Desde una perspectiva kelseniana, el orden jurídico estatal se estructura como un sistema normativo jerárquico, cuya validez última se encuentra en la Constitución como norma fundamental. Para Hans Kelsen, el Derecho Internacional puede integrarse al orden interno, pero solo en la medida en que la Constitución autorice dicha recepción y determine su forma y alcance. En este sentido, la ratificación de la Convención Americana sobre Derechos Humanos produce efectos normativos internos porque la Constitución dominicana reconoce valor jurídico a los tratados debidamente ratificados; sin embargo, la aceptación de la competencia de la Corte IDH constituye un acto normativo adicional, que no se deriva automáticamente del tratado, sino que requiere una habilitación constitucional expresa.
La Convención Americana es clara al respecto: la competencia contenciosa de la Corte IDH no es automática ni obligatoria, sino facultativa y dependiente de una declaración expresa de los Estados. Esta estructura confirma que el consentimiento estatal opera en dos niveles jurídicos diferenciados: primero, la aceptación del catálogo sustantivo de derechos; segundo, la aceptación de un órgano jurisdiccional externo con potestad para interpretar, condenar y ordenar medidas vinculantes al Estado.
Desde la doctrina de Hermann Heller, la sentencia del Tribunal Constitucional adquiere aún mayor densidad. Para Heller, la Constitución no es solo un texto normativo, sino la forma jurídica del poder político democrático, inseparable de la soberanía popular. La jurisdicción constituye uno de los núcleos duros del poder estatal. Por ello, la transferencia o limitación del ejercicio de la función jurisdiccional no puede realizarse por vías administrativas o diplomáticas, sino únicamente a través de los procedimientos constitucionales que expresan la voluntad del pueblo soberano.
La sentencia TC/0256/14 reafirma una idea central del constitucionalismo democrático: la apertura internacional del Estado no puede hacerse al margen del principio democrático ni de la separación de poderes. La ratificación de la Convención Americana compromete al Estado a respetar derechos; pero aceptar la competencia de la Corte IDH compromete, además, la estructura misma del poder estatal.

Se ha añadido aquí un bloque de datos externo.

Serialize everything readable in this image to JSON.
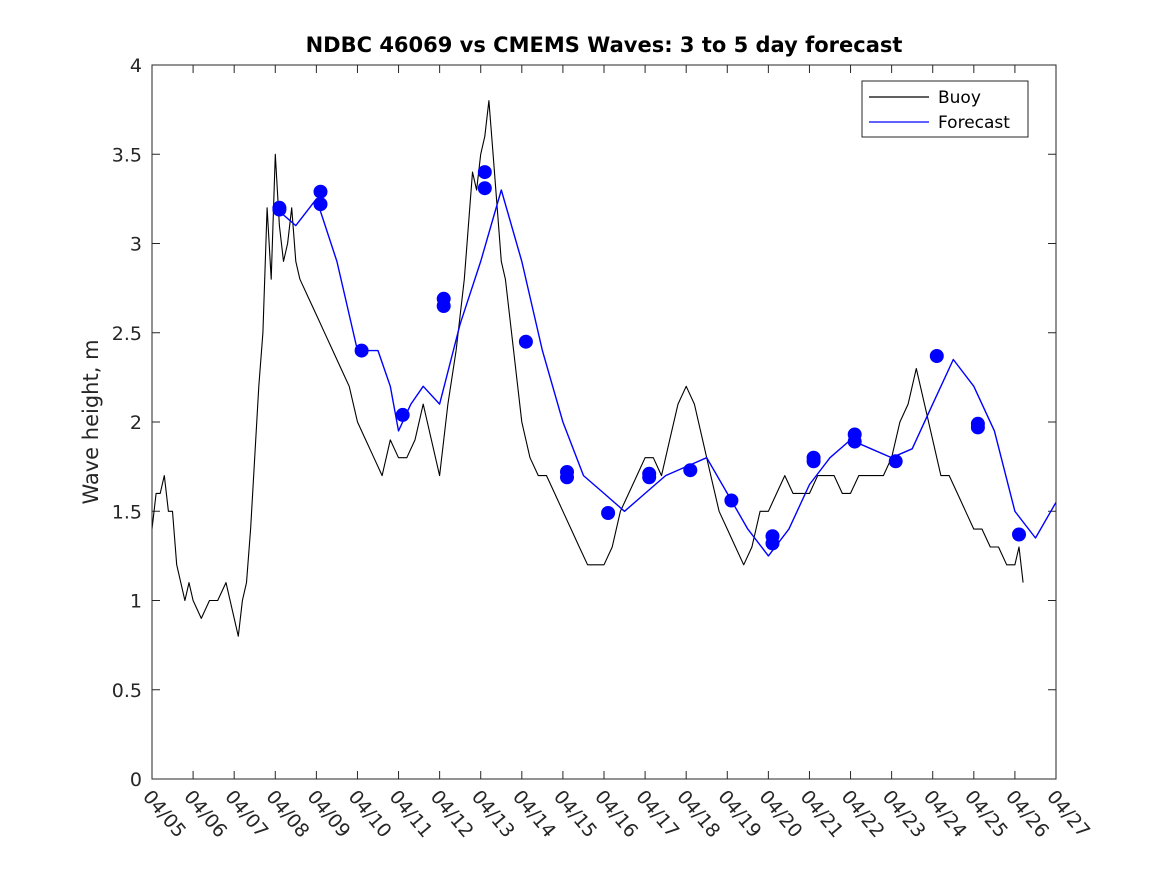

Desde la teoría garantista de Luigi Ferrajoli, el fallo también encuentra una justificación robusta. Los derechos fundamentales solo son verdaderamente garantizados cuando existen reglas claras sobre quién decide, cómo decide y dentro de qué límites. La legalidad de la garantía es tan importante como la garantía misma.
Esta lógica se proyecta directamente sobre el debate del control de convencionalidad. La sentencia TC/0256/14 no niega la relevancia del control de convencionalidad como técnica interpretativa; lo que rechaza es su aplicación expansiva y acrítica, cuando esta se utiliza para imponer obligaciones jurisdiccionales que el Estado no ha aceptado válidamente conforme a su Constitución.
El Tribunal Constitucional reafirma que la Convención Americana obliga en cuanto a derechos sustantivos, pero no obliga automáticamente en cuanto a jurisdicción internacional. La obligación de respetar derechos humanos existe; la obligación de someterse a un tribunal internacional solo nace cuando el consentimiento ha sido otorgado de manera constitucionalmente válida.
En conclusión, la sentencia TC/0256/14 no es un acto de resistencia al Derecho Internacional de los Derechos Humanos, sino una afirmación rigurosa del constitucionalismo democrático frente a lecturas maximalistas del control internacional.